I see only one very difficult road to peace. It is a long road. Perhaps there will be a nuclear war long before we have taken a step along this road. Intellectuals, who mostly have the best of intentions, must first be persuaded to be a little more modest and not to try to play a leading role. No new ideologies, no new religion. Instead: ‘A little more intellectual modesty.’3

We intellectuals know nothing. We grope our way along. Those of us who are scientists ought to be a little more modest and, above all, less dogmatic. Otherwise science will fall by the wayside – science, which is one of man’s greatest and most promising creations.

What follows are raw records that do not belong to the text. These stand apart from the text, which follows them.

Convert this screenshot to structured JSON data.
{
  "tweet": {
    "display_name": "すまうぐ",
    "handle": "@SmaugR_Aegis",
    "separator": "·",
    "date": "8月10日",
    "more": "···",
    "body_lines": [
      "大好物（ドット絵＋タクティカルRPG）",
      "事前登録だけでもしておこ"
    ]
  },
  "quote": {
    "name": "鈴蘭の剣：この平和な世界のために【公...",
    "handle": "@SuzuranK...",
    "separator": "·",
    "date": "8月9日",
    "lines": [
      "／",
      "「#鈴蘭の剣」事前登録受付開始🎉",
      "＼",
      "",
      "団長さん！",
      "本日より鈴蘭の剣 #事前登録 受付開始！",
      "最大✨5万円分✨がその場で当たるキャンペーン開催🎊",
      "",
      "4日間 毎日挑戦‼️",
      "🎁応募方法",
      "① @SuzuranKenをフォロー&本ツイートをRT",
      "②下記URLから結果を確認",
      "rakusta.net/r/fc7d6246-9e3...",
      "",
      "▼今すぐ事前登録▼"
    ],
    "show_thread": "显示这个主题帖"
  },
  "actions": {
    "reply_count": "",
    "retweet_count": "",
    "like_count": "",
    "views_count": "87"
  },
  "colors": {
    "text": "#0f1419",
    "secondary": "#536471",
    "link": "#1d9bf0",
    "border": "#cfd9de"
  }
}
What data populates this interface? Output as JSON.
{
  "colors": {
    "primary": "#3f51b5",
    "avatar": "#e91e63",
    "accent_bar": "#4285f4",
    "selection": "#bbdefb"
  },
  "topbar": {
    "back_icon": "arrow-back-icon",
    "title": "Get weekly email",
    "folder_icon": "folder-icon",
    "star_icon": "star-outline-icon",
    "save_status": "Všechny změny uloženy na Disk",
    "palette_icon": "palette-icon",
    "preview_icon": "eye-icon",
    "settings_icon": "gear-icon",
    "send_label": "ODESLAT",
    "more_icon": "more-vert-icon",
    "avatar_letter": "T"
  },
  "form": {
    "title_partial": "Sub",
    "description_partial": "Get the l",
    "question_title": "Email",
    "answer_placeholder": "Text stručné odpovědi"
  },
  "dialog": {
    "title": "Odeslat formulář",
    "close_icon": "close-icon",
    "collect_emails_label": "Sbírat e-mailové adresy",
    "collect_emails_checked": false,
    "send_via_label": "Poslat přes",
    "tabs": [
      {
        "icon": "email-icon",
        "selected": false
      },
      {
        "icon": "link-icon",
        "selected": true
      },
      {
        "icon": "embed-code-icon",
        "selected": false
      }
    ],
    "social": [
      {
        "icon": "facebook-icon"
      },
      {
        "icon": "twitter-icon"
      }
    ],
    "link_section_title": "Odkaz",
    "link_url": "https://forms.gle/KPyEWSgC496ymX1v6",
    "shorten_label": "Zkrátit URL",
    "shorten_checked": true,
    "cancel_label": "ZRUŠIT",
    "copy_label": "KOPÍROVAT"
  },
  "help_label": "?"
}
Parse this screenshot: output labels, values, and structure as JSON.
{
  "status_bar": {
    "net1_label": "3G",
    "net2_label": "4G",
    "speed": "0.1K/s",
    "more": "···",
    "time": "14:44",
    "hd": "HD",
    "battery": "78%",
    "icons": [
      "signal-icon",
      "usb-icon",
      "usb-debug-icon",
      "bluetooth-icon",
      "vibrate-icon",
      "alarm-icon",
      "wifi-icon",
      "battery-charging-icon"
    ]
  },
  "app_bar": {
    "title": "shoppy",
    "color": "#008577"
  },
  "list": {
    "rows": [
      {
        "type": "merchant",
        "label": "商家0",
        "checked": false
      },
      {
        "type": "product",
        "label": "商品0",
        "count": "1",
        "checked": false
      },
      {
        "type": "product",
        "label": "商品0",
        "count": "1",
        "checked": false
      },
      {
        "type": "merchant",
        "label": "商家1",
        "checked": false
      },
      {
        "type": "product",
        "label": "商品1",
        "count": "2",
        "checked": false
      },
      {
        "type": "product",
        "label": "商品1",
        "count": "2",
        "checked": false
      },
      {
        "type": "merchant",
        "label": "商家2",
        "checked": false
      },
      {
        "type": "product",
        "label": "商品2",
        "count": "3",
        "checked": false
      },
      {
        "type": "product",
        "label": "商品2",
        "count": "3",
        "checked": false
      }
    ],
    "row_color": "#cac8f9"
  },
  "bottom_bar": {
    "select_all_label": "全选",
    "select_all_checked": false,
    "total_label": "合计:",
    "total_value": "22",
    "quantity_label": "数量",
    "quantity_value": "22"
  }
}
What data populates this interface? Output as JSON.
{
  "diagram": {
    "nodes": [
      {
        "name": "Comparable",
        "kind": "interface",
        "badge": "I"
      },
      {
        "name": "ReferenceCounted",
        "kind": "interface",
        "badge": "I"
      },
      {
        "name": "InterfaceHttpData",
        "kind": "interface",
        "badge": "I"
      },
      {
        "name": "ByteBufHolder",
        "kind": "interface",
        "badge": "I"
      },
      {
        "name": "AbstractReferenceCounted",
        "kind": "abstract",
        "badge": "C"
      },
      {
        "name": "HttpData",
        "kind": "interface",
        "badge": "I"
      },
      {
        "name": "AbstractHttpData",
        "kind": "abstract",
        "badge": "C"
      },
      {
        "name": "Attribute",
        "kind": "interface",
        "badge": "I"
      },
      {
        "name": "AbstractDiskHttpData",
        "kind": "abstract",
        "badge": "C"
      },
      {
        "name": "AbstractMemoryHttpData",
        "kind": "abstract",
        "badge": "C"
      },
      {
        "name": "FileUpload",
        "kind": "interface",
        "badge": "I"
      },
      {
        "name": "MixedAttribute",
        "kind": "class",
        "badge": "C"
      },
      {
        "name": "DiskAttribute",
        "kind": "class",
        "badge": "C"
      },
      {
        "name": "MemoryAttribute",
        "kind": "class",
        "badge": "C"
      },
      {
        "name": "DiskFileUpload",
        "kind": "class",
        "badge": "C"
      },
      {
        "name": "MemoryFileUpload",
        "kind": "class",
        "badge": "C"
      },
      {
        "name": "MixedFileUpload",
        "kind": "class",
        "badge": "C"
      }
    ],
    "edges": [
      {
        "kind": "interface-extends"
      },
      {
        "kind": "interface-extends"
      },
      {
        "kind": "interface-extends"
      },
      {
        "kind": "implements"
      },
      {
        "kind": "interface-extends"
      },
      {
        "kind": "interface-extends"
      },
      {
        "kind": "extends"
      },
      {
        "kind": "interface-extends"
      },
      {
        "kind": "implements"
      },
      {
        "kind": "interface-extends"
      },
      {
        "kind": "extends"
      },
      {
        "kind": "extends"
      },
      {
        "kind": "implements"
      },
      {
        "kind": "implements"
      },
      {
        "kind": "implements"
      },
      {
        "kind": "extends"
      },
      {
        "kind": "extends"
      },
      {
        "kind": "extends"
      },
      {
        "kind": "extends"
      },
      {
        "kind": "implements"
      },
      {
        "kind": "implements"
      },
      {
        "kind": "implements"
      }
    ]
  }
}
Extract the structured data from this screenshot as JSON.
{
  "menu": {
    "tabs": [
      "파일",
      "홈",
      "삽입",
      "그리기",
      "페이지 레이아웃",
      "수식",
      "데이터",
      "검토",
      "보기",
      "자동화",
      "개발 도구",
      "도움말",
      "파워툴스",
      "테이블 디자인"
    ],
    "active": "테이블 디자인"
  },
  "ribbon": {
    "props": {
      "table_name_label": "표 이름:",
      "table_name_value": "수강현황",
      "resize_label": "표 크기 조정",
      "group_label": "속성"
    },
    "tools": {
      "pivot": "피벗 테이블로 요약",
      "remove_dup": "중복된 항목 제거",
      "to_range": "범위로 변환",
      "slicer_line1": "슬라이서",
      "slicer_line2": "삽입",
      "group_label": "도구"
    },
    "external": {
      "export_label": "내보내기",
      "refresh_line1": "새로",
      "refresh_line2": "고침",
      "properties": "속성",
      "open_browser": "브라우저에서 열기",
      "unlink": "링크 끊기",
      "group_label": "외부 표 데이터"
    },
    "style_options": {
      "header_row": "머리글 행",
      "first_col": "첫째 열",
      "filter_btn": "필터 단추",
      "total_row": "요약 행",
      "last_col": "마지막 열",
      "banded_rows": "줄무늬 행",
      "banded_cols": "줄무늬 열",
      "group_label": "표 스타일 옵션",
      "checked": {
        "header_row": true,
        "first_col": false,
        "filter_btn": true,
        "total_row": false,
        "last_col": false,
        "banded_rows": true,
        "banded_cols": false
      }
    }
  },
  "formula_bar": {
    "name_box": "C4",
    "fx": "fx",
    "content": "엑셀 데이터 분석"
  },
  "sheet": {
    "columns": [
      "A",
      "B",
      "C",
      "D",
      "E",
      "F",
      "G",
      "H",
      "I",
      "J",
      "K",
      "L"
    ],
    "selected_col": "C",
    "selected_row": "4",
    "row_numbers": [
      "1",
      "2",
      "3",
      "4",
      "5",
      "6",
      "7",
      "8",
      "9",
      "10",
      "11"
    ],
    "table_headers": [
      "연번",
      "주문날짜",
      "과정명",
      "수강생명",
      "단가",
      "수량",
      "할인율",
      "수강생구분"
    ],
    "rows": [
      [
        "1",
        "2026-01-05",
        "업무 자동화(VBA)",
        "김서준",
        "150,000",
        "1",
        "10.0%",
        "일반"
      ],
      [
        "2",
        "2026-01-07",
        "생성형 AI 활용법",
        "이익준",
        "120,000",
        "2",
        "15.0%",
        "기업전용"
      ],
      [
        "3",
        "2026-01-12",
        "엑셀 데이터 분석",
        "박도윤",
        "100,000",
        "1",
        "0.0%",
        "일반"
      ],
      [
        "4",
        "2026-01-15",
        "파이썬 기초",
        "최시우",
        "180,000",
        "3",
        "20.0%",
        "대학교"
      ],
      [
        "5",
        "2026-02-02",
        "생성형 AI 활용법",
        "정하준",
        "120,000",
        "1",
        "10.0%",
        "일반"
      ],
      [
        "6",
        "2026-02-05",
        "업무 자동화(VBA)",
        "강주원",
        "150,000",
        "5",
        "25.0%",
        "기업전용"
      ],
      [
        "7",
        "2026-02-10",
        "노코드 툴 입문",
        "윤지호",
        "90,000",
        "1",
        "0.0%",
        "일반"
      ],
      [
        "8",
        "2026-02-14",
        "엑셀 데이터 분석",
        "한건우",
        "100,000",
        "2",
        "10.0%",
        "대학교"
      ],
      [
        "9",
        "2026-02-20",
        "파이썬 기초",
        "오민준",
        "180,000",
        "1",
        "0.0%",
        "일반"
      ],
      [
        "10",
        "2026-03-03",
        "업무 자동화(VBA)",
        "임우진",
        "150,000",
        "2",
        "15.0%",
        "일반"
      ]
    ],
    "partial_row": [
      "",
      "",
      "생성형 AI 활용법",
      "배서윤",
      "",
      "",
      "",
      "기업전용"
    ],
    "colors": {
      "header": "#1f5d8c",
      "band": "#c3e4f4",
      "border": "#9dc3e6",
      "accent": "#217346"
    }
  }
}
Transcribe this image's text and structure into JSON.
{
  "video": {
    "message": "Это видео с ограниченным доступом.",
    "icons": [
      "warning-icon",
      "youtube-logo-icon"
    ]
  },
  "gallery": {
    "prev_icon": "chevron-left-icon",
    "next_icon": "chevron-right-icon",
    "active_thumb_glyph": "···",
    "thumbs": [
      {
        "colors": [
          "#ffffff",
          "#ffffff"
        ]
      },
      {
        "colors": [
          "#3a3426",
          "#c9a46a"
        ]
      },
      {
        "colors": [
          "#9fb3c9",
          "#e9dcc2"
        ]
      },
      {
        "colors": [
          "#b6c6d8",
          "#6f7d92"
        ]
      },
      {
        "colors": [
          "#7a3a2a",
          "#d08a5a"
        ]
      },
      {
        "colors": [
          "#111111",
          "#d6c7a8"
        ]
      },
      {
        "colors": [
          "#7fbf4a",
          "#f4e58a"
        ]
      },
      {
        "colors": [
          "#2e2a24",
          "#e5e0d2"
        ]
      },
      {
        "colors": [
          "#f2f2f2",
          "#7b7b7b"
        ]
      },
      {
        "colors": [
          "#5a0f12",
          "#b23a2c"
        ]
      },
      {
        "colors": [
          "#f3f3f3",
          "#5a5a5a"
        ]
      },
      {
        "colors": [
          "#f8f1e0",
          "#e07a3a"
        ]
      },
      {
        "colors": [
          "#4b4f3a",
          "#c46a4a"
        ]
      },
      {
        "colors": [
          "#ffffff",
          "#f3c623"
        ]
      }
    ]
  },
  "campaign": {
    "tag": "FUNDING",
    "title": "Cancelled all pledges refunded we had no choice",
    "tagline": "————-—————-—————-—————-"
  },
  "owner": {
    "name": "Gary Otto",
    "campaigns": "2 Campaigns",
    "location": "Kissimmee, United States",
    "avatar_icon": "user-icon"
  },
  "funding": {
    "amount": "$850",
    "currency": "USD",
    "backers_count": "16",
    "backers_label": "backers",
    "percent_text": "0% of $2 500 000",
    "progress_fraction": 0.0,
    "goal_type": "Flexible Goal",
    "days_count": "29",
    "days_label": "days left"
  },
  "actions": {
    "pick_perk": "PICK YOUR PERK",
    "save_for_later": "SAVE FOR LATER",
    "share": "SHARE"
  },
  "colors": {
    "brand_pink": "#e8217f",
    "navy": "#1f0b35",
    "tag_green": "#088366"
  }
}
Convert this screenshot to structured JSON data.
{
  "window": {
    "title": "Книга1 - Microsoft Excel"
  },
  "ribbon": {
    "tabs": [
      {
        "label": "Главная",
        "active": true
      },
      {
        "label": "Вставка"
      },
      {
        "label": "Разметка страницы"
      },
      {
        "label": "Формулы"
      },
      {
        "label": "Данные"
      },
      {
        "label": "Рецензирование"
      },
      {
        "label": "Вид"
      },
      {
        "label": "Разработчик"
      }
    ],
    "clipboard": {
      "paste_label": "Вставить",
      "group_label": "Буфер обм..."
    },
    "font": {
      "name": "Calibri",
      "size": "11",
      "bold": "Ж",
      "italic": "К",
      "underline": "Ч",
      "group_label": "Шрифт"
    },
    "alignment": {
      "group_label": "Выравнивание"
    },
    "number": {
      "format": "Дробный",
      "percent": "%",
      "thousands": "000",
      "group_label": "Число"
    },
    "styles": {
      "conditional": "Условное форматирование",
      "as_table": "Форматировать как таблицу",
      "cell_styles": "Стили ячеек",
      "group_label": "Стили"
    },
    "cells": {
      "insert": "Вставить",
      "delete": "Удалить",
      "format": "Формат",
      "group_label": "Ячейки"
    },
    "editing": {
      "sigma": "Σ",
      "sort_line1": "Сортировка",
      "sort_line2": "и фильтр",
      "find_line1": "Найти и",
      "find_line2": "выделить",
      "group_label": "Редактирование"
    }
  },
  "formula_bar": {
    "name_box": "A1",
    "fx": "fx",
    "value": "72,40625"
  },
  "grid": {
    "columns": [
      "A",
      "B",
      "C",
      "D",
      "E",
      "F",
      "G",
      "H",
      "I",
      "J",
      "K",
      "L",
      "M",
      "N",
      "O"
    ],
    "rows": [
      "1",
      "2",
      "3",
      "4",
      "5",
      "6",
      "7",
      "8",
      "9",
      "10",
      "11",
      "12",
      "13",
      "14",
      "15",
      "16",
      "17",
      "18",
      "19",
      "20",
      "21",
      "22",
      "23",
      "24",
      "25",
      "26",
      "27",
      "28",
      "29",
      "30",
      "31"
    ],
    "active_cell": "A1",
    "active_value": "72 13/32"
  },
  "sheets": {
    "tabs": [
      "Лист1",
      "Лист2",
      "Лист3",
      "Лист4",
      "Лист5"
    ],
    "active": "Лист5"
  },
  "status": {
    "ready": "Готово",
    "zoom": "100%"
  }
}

Intellectuals know nothing. And their lack of modesty, their pre-sumptuousness, is perhaps the greatest obstacle to peace on earth. The greatest hope is that, although they are arrogant, they may not be too stupid to realize it.

We will go on making mistakes. But there is hope that the following hypothesis may be true: without ideology, no war. The struggle against ideologies is in any case a struggle worth conducting.

I should like to finish by asking you once more not to believe anything that I have said, and to realize that I have no wish at all to end with a fanfare.

I only wanted to point out to you the great dangers lurking in ideologies, and to draw your attention to the dangerous need for knowledge, belief, and mutual suggestion that seems to lie hidden in our evolutionary biology and the structure of knowledge, as well as in our language.

Notes

1‘The Sun’s singing, as of old, rivals the music of his brother spheres, and with thunderous course he completes his predestined circuit. The sight of him gives strength to the angels, though none of them can fathom his nature; the inconceivably lofty works of Creation are as splendid as on the first day.” Faust Part One, lines 243-250, plain prose translation from Goethe: Selected Verse, Penguin Classics, Harmondsworth, 1964, p. 180.

      Commentary:

(1–2)  The ancient harmony of the spheres.

(3)      Newton? No: Ptolemy.

(4)      Sonnen-Untergang [sunset] (Mozart, Dies Irae, or Don Giovanni).

(6)      In my edition there is a semi-colon at the end of this line. But I think it should be a colon: ‘ergründen mag’ [‘can fathom’] alludes to ‘unbegreiflich’ [inconceivably’].

(7–8)  Men are among these works. They can grow in the Sun’s thunderous course.

2 I owe the German expression Suggestionsbedüfnis to Professor E.K. Herz. This term cannot easily be translated into English.

3 I used the remark in inverted commas to sum up my criticism of Ernst Bloch in a television debate that I had with him in Vienna in 1968. Wolfgang Kraus was the presenter.

* A lecture delivered in Zurich, August 1985.